For accessibility leaders and IT admins: The new placement reduces conflicts with screen reader or magnifier overlays that often clash with the top or bottom caption bars. The streamlined menu lowers the support burden; instead of walking users through multiple settings screens, you’ll point to a single gear icon. The default-on feature is a powerful accessibility lever, but test it first—users who never expected captions might find them distracting, and you’ll want a communication plan in place.

For multilingual and global teams: Quickly switching spoken languages from the captions pane, rather than navigating to the general settings area, speeds up the process when a meeting shifts between languages. The profanity filter toggle in the same place gives presenters a fast way to manage potentially sensitive text in real-time.

How we got here: a steady march toward inclusive meetings

Microsoft first introduced live captions in Teams in 2018 as part of a broader push to make meetings more inclusive. Since then, the feature has expanded to support dozens of languages and gained the ability to identify speakers in the transcript. Along the way, user feedback consistently highlighted two pain points: captions often cover meeting content, and users must enable them manually for each meeting.

In 2020, Microsoft added the pop-out window option to partially solve the overlay problem. In 2022, the company introduced speaker attribution and live translation capabilities. Last year, Teams Premium subscribers got access to AI-generated meeting notes and more granular transcription controls. The August 2026 update brings the caption experience closer to what users have long requested—a persistent, non-intrusive view that doesn’t require constant re-enabling.

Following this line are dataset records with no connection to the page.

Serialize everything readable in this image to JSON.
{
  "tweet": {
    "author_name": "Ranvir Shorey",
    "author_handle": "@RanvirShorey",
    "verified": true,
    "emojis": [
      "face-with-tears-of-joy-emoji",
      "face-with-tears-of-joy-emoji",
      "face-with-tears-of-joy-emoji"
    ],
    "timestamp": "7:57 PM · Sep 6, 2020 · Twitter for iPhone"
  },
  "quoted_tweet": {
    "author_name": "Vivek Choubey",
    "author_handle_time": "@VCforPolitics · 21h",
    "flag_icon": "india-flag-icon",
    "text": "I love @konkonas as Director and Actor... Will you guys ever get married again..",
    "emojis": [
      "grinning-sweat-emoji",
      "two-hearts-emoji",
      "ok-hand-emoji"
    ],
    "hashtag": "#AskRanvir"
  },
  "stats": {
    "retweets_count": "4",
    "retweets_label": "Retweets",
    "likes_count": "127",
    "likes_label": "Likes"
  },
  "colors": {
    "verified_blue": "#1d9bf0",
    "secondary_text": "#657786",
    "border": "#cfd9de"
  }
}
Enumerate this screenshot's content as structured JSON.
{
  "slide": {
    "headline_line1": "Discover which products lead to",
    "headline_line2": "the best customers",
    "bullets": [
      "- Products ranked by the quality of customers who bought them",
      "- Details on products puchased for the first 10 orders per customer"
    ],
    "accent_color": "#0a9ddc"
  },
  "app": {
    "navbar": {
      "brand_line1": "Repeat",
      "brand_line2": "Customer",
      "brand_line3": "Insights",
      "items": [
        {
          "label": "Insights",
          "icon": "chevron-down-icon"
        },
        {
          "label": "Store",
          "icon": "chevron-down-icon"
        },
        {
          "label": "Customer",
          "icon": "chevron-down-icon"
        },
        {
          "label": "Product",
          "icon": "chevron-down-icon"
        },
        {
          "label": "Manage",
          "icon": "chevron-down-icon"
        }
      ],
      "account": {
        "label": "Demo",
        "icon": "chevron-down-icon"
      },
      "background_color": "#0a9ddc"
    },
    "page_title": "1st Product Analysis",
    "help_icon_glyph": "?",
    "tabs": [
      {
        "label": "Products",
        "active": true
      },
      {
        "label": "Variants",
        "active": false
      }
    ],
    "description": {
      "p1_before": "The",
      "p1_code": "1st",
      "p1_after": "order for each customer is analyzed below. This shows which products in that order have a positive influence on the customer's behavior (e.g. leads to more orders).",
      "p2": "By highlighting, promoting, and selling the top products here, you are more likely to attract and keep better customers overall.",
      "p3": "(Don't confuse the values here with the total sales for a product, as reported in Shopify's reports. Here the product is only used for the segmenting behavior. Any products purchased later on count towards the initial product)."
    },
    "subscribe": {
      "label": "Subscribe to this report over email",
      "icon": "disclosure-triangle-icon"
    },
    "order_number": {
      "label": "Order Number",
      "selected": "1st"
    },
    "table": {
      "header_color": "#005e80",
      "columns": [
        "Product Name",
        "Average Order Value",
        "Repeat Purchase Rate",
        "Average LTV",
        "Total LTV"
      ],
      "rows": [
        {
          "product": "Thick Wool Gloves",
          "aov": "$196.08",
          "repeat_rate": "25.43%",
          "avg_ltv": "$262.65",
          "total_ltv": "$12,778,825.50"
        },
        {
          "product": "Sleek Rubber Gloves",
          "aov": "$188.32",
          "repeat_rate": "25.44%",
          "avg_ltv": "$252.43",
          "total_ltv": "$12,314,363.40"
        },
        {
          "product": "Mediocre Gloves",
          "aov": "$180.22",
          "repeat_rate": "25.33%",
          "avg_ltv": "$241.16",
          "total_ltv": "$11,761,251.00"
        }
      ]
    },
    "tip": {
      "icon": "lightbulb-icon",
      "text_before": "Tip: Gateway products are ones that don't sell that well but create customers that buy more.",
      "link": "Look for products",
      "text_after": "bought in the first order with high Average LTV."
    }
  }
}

The feedback mechanism is also a sign that Microsoft wants to improve caption quality through direct user input, much like it does with Windows dictation or Office spellcheck. If enough people use the thumbs-up/down buttons, machine-learning models powering captioning could become more accurate for accents, jargon, and poor audio conditions.

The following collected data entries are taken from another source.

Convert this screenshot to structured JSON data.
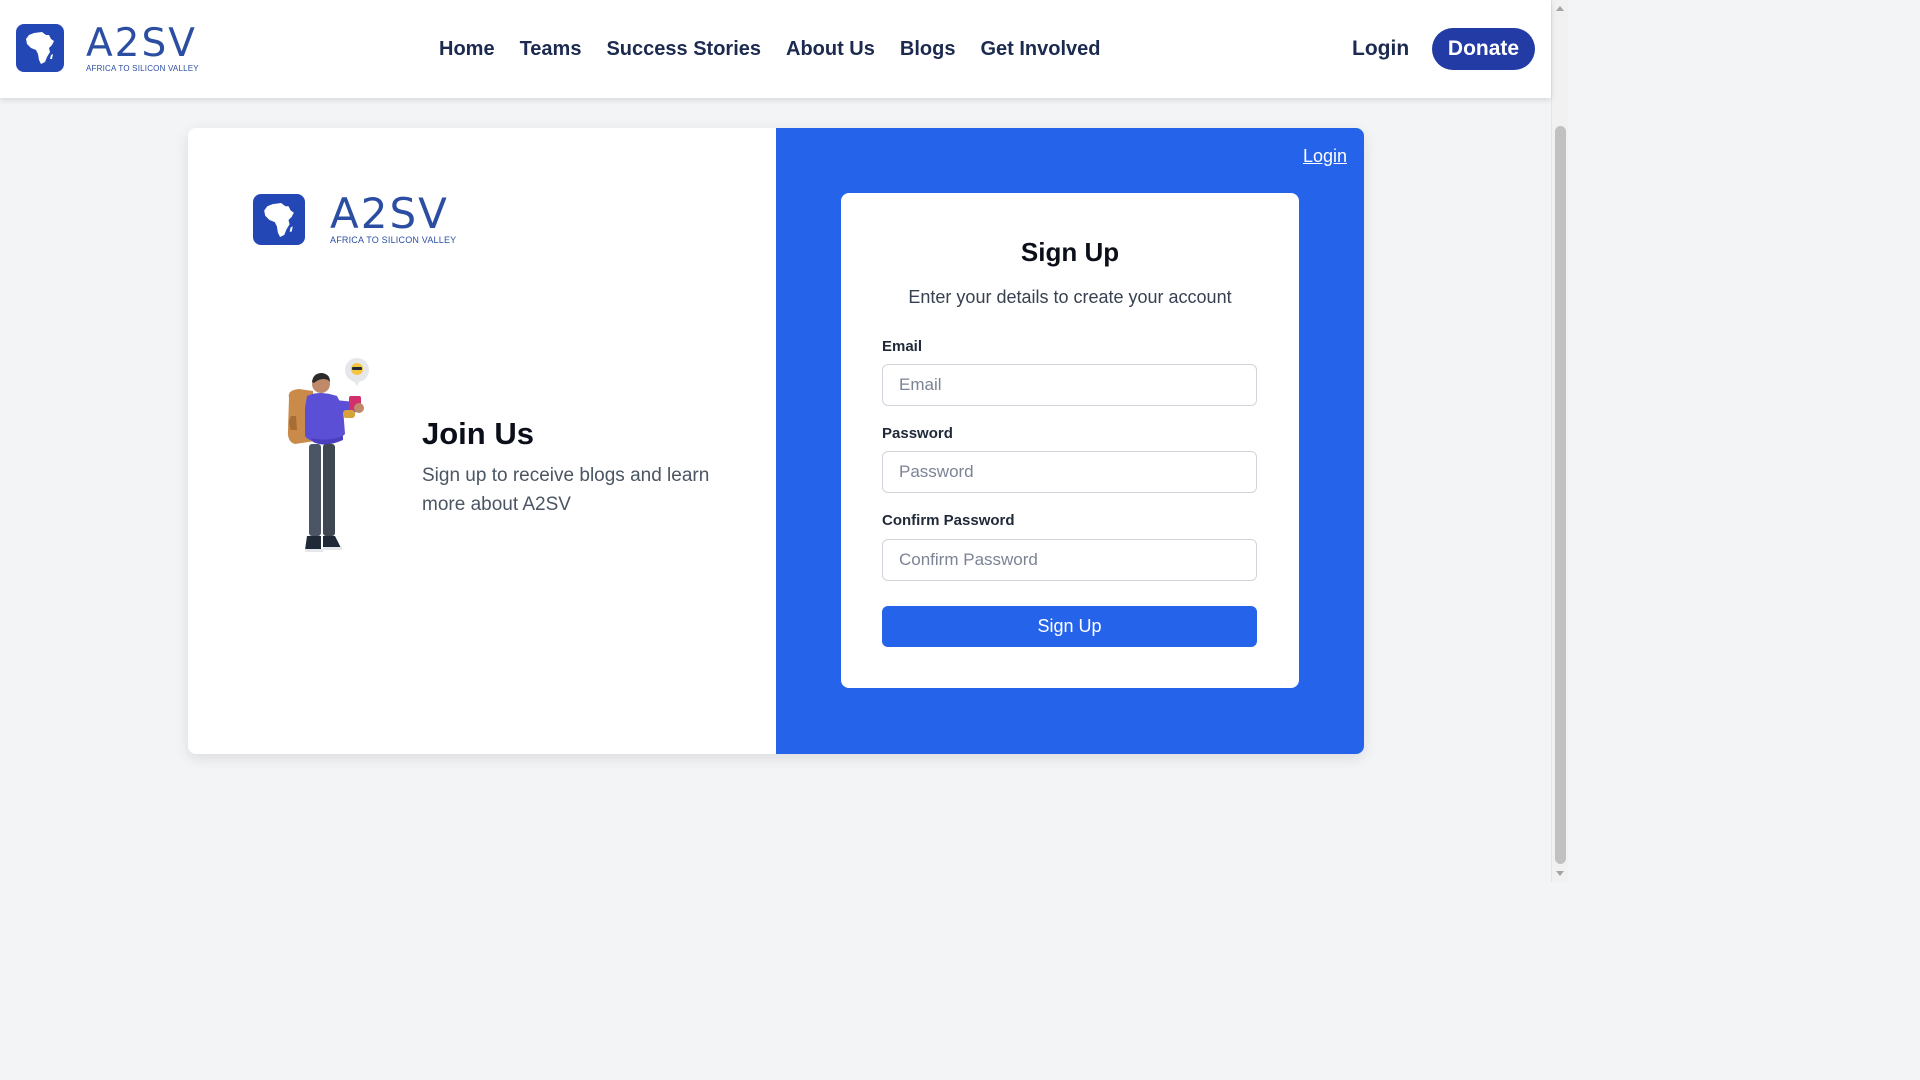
{
  "brand": {
    "wordmark": "A2SV",
    "tagline": "AFRICA TO SILICON VALLEY",
    "logo_icon": "africa-map-icon",
    "color": "#2b4ea2"
  },
  "nav": {
    "links": [
      "Home",
      "Teams",
      "Success Stories",
      "About Us",
      "Blogs",
      "Get Involved"
    ],
    "login": "Login",
    "donate": "Donate"
  },
  "join": {
    "title": "Join Us",
    "text": "Sign up to receive blogs and learn more about A2SV",
    "illustration": "person-with-backpack-using-phone"
  },
  "signup": {
    "login_link": "Login",
    "title": "Sign Up",
    "subtitle": "Enter your details to create your account",
    "email_label": "Email",
    "email_placeholder": "Email",
    "password_label": "Password",
    "password_placeholder": "Password",
    "confirm_label": "Confirm Password",
    "confirm_placeholder": "Confirm Password",
    "submit": "Sign Up"
  },
  "colors": {
    "primary": "#2563eb",
    "donate": "#223ba5",
    "background": "#f3f4f6"
  }
}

What you can do to prepare

The feature is at least 12 months away, with no preview or beta channel listed yet. That gives organizations plenty of time to plan. Here are concrete steps to take now:

  • Bookmark the roadmap entry (ID 567462) and monitor the Microsoft 365 admin center for a Message center post closer to release.
  • Review your current Teams meeting policies in the Teams admin center. If you block live captions today, decide whether the new panel and default-on option change your stance—these improvements might make the feature more acceptable to your users.
  • Identify pilot groups that include employees who depend on captions, frequent presenters, and a handful of reluctant users who might resist the change. Their feedback will be invaluable before a broader rollout.
  • Prepare internal documentation highlighting the side panel, the single settings menu, and the default-on toggle. Screenshots of the new UI, once preview builds are available, will reduce confusion.
  • Check your hardware—the side panel adds another persistent element in the meeting window. Users on smaller laptop screens or those who already run multiple side panels (chat, participants) may feel cramped; consider recommending an external monitor or teaching how to collapse panels.

No immediate action is required for end users. When the feature arrives, it will likely be on by default for the panel, but the “on by default” toggle for captions is expected to be off until a user explicitly enables it. Look for the gear icon inside the captions pane when it appears.

The bigger picture: beyond captions

This update fits a pattern of Microsoft gradually centralizing meeting controls within Teams. Just as the meeting toolbar and reactions have been streamlined over the past two years, captions are now getting the same treatment. The line between real-time captions, live transcription, and AI meeting insights continues to blur, and future roadmap items suggest tighter integration with Microsoft 365 Copilot.

While August 2026 may seem distant, this move signals Microsoft’s commitment to making accessibility features not just available but easily discoverable and persistent. For millions of deaf and hard-of-hearing workers, as well as anyone in a loud or language-diverse workplace, a reliable, always-on captioning experience is long overdue.